6 HAUNTED TEXAS HOTELS
SEARCH FOR SPIRITS AT THESE SPOOKY STATEWIDE DESTINATIONS THIS HALLOWEEN
Looking for a fall getaway with a chance of fright? You may find a bone-chilling bedfellow or spot a mysterious apparition in the hallway when you visit these six historic Texas properties.
Photo by Jason Risner
The pet project of rancher Alfred Gage, this hotel opened in 1927 to great fanfare. Too bad Alfred died a year later, without having much time to enjoy the fruits of his labor. Perhaps that’s why his ghost purportedly lingers on the front porch, in the garden, and as a gauzy visage in the hallways. Some guests report taps on their shoulders and the sound of a woman reading poetry deep into the night. Expect strange dreams in Room 10, where guests have heard a ghostly version of Rick Cavender’s “Daylight in Marathon” as they drift off to sleep.
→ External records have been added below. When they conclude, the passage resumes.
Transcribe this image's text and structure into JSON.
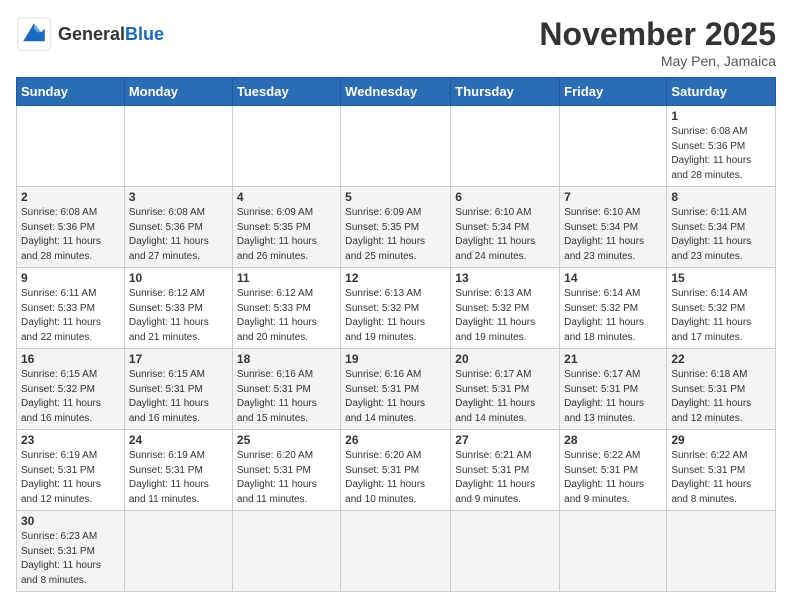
{
  "header": {
    "logo_general": "General",
    "logo_blue": "Blue",
    "month_title": "November 2025",
    "location": "May Pen, Jamaica"
  },
  "weekdays": [
    "Sunday",
    "Monday",
    "Tuesday",
    "Wednesday",
    "Thursday",
    "Friday",
    "Saturday"
  ],
  "weeks": [
    [
      {
        "date": "",
        "info": ""
      },
      {
        "date": "",
        "info": ""
      },
      {
        "date": "",
        "info": ""
      },
      {
        "date": "",
        "info": ""
      },
      {
        "date": "",
        "info": ""
      },
      {
        "date": "",
        "info": ""
      },
      {
        "date": "1",
        "info": "Sunrise: 6:08 AM\nSunset: 5:36 PM\nDaylight: 11 hours\nand 28 minutes."
      }
    ],
    [
      {
        "date": "2",
        "info": "Sunrise: 6:08 AM\nSunset: 5:36 PM\nDaylight: 11 hours\nand 28 minutes."
      },
      {
        "date": "3",
        "info": "Sunrise: 6:08 AM\nSunset: 5:36 PM\nDaylight: 11 hours\nand 27 minutes."
      },
      {
        "date": "4",
        "info": "Sunrise: 6:09 AM\nSunset: 5:35 PM\nDaylight: 11 hours\nand 26 minutes."
      },
      {
        "date": "5",
        "info": "Sunrise: 6:09 AM\nSunset: 5:35 PM\nDaylight: 11 hours\nand 25 minutes."
      },
      {
        "date": "6",
        "info": "Sunrise: 6:10 AM\nSunset: 5:34 PM\nDaylight: 11 hours\nand 24 minutes."
      },
      {
        "date": "7",
        "info": "Sunrise: 6:10 AM\nSunset: 5:34 PM\nDaylight: 11 hours\nand 23 minutes."
      },
      {
        "date": "8",
        "info": "Sunrise: 6:11 AM\nSunset: 5:34 PM\nDaylight: 11 hours\nand 23 minutes."
      }
    ],
    [
      {
        "date": "9",
        "info": "Sunrise: 6:11 AM\nSunset: 5:33 PM\nDaylight: 11 hours\nand 22 minutes."
      },
      {
        "date": "10",
        "info": "Sunrise: 6:12 AM\nSunset: 5:33 PM\nDaylight: 11 hours\nand 21 minutes."
      },
      {
        "date": "11",
        "info": "Sunrise: 6:12 AM\nSunset: 5:33 PM\nDaylight: 11 hours\nand 20 minutes."
      },
      {
        "date": "12",
        "info": "Sunrise: 6:13 AM\nSunset: 5:32 PM\nDaylight: 11 hours\nand 19 minutes."
      },
      {
        "date": "13",
        "info": "Sunrise: 6:13 AM\nSunset: 5:32 PM\nDaylight: 11 hours\nand 19 minutes."
      },
      {
        "date": "14",
        "info": "Sunrise: 6:14 AM\nSunset: 5:32 PM\nDaylight: 11 hours\nand 18 minutes."
      },
      {
        "date": "15",
        "info": "Sunrise: 6:14 AM\nSunset: 5:32 PM\nDaylight: 11 hours\nand 17 minutes."
      }
    ],
    [
      {
        "date": "16",
        "info": "Sunrise: 6:15 AM\nSunset: 5:32 PM\nDaylight: 11 hours\nand 16 minutes."
      },
      {
        "date": "17",
        "info": "Sunrise: 6:15 AM\nSunset: 5:31 PM\nDaylight: 11 hours\nand 16 minutes."
      },
      {
        "date": "18",
        "info": "Sunrise: 6:16 AM\nSunset: 5:31 PM\nDaylight: 11 hours\nand 15 minutes."
      },
      {
        "date": "19",
        "info": "Sunrise: 6:16 AM\nSunset: 5:31 PM\nDaylight: 11 hours\nand 14 minutes."
      },
      {
        "date": "20",
        "info": "Sunrise: 6:17 AM\nSunset: 5:31 PM\nDaylight: 11 hours\nand 14 minutes."
      },
      {
        "date": "21",
        "info": "Sunrise: 6:17 AM\nSunset: 5:31 PM\nDaylight: 11 hours\nand 13 minutes."
      },
      {
        "date": "22",
        "info": "Sunrise: 6:18 AM\nSunset: 5:31 PM\nDaylight: 11 hours\nand 12 minutes."
      }
    ],
    [
      {
        "date": "23",
        "info": "Sunrise: 6:19 AM\nSunset: 5:31 PM\nDaylight: 11 hours\nand 12 minutes."
      },
      {
        "date": "24",
        "info": "Sunrise: 6:19 AM\nSunset: 5:31 PM\nDaylight: 11 hours\nand 11 minutes."
      },
      {
        "date": "25",
        "info": "Sunrise: 6:20 AM\nSunset: 5:31 PM\nDaylight: 11 hours\nand 11 minutes."
      },
      {
        "date": "26",
        "info": "Sunrise: 6:20 AM\nSunset: 5:31 PM\nDaylight: 11 hours\nand 10 minutes."
      },
      {
        "date": "27",
        "info": "Sunrise: 6:21 AM\nSunset: 5:31 PM\nDaylight: 11 hours\nand 9 minutes."
      },
      {
        "date": "28",
        "info": "Sunrise: 6:22 AM\nSunset: 5:31 PM\nDaylight: 11 hours\nand 9 minutes."
      },
      {
        "date": "29",
        "info": "Sunrise: 6:22 AM\nSunset: 5:31 PM\nDaylight: 11 hours\nand 8 minutes."
      }
    ],
    [
      {
        "date": "30",
        "info": "Sunrise: 6:23 AM\nSunset: 5:31 PM\nDaylight: 11 hours\nand 8 minutes."
      },
      {
        "date": "",
        "info": ""
      },
      {
        "date": "",
        "info": ""
      },
      {
        "date": "",
        "info": ""
      },
      {
        "date": "",
        "info": ""
      },
      {
        "date": "",
        "info": ""
      },
      {
        "date": "",
        "info": ""
      }
    ]
  ]
}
Photo courtesy Crockett Hotel
The battle never ends for the apparitions who patronize the Crockett Hotel, erected in 1909 on a portion of the Alamo combat zone. Reported by paranormal tours and enthusiasts to be home to disembodied soldiers slain during the 1836 bloodletting, the lobby, bar, and executive offices have recorded the most unexplained activity. Numerous guests attest to spying a phantom clad in a dark blue uniform, while others have felt cold spots, been caught in the elevator as it went up and down on its own, captured photos of translucent orbs with cameras, and heard horses trotting in the hallways.
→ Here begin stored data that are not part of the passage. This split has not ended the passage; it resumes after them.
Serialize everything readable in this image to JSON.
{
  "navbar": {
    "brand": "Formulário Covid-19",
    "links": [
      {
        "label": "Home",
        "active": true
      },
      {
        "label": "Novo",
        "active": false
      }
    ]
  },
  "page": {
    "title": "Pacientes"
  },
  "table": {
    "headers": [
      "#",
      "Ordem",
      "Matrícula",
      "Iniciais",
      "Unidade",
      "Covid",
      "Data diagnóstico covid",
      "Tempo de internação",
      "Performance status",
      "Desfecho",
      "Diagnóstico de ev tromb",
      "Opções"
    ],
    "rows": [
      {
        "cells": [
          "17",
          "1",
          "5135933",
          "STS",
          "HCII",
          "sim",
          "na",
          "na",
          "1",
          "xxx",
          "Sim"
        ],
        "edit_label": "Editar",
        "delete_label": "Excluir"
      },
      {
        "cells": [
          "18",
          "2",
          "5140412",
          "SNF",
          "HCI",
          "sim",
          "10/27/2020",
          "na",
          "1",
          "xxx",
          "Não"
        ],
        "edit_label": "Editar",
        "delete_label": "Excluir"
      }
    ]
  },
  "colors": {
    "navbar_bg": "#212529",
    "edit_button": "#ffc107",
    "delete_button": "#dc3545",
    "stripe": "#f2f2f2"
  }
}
Photo courtesy The Driskill
Locals flock to the Driskill for many reasons—its gorgeous Romanesque architecture, famous cheese soup, cozy bar filled with Texas furnishings—and the potential for ghost sightings only adds to the allure. Perpetual typewriter tapping, inexplicable whispers in the hallways, a child giggling, the undeniable perfume of cigar smoke, and distant arguments that waft like wind from afar are just some of the supernatural occurrences that you might experience during a staycation here. The luxury 130-year-old hotel is reportedly home to a coterie of “earthbound spirits” (defined as those who died violently, but who don’t realize they’ve passed on). Consider the child who met her demise falling down the grand staircase while chasing a ball. Be plucky and stay in Room 525, which is reputed to be the most haunted.
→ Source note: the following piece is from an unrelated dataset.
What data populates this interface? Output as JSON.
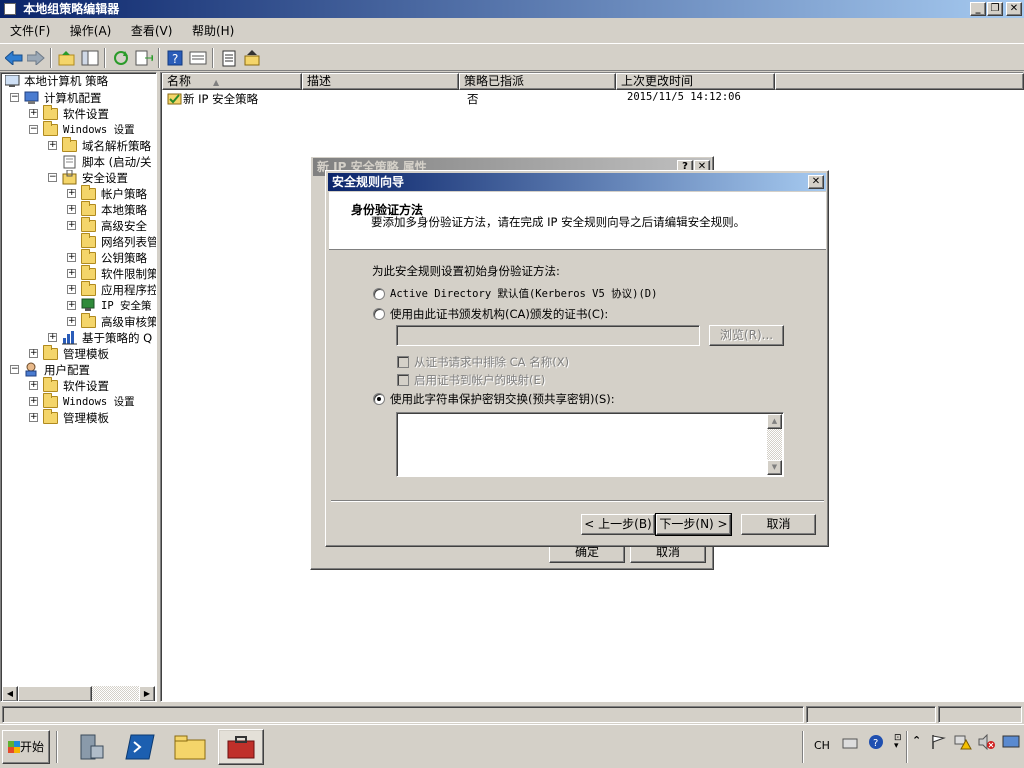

The strumpets still seduce at Miss Molly’s, exuding their heady perfume in the dark of night from the foot of the antique beds. Sure to convert skeptics, this diminutive bed-and-breakfast in the Fort Worth Stockyards teems with history. Once a speakeasy, a cowboy hostelry, a boarding house, and a bordello in turn, the hotel has torrid tales to tell. A paranormal investigative team claims to have captured the voice of one young girl, the daughter of one of the “ladies” of the bordello, who had died of a childhood disease. (“I hate dancing,” the girl complained.) Miss Molly’s ghosts emerge in cold spots, place coins in unexpected places, project shadows, emit scents, appear in whole body form, and flit about as arcs of light. Reserve the Cattlemen or Cowboy rooms to ensure a spooky interaction.
Photo courtesy Miss Molly’s Hotel
Photo from Wiki Commons
Bring your earplugs, lest you hear the mournful weeping of the jilted bride who hanged herself in heartbreak at this 105-year-old downtown Dallas hotel. Rumored to traipse along the hallway of the 19th floor accompanied by 1930s-era tunes that tinkle from a tinny music box, the phantom may be the same culprit who bedevils staff during the graveyard shift. Witness accounts include a sensation of being followed, watched, and occasionally tapped on the shoulder. In the bistro, look for another ghost, the once-regular customer who relentlessly returns to dine in her usual chair.
Photo from Wiki Commons
The spirits can’t be mollified at this sea-facing grande dame, which opened in 1911. Rumor has it that the phantasms have even smashed wineglasses and sabotaged the electrical equipment. While a variety of energies have been measured here on ghost-hunting television shows, the most legendary discarnate being has a name: Audra. Engaged to a sailor, she spent her days awaiting his return from sea, watching from the windows of Room 501. When after a heavy storm her fiance was pronounced shipwrecked and lost at sea, Audra wasted no time in hanging herself from one of the hotel’s turrets. Some say that she waits there still.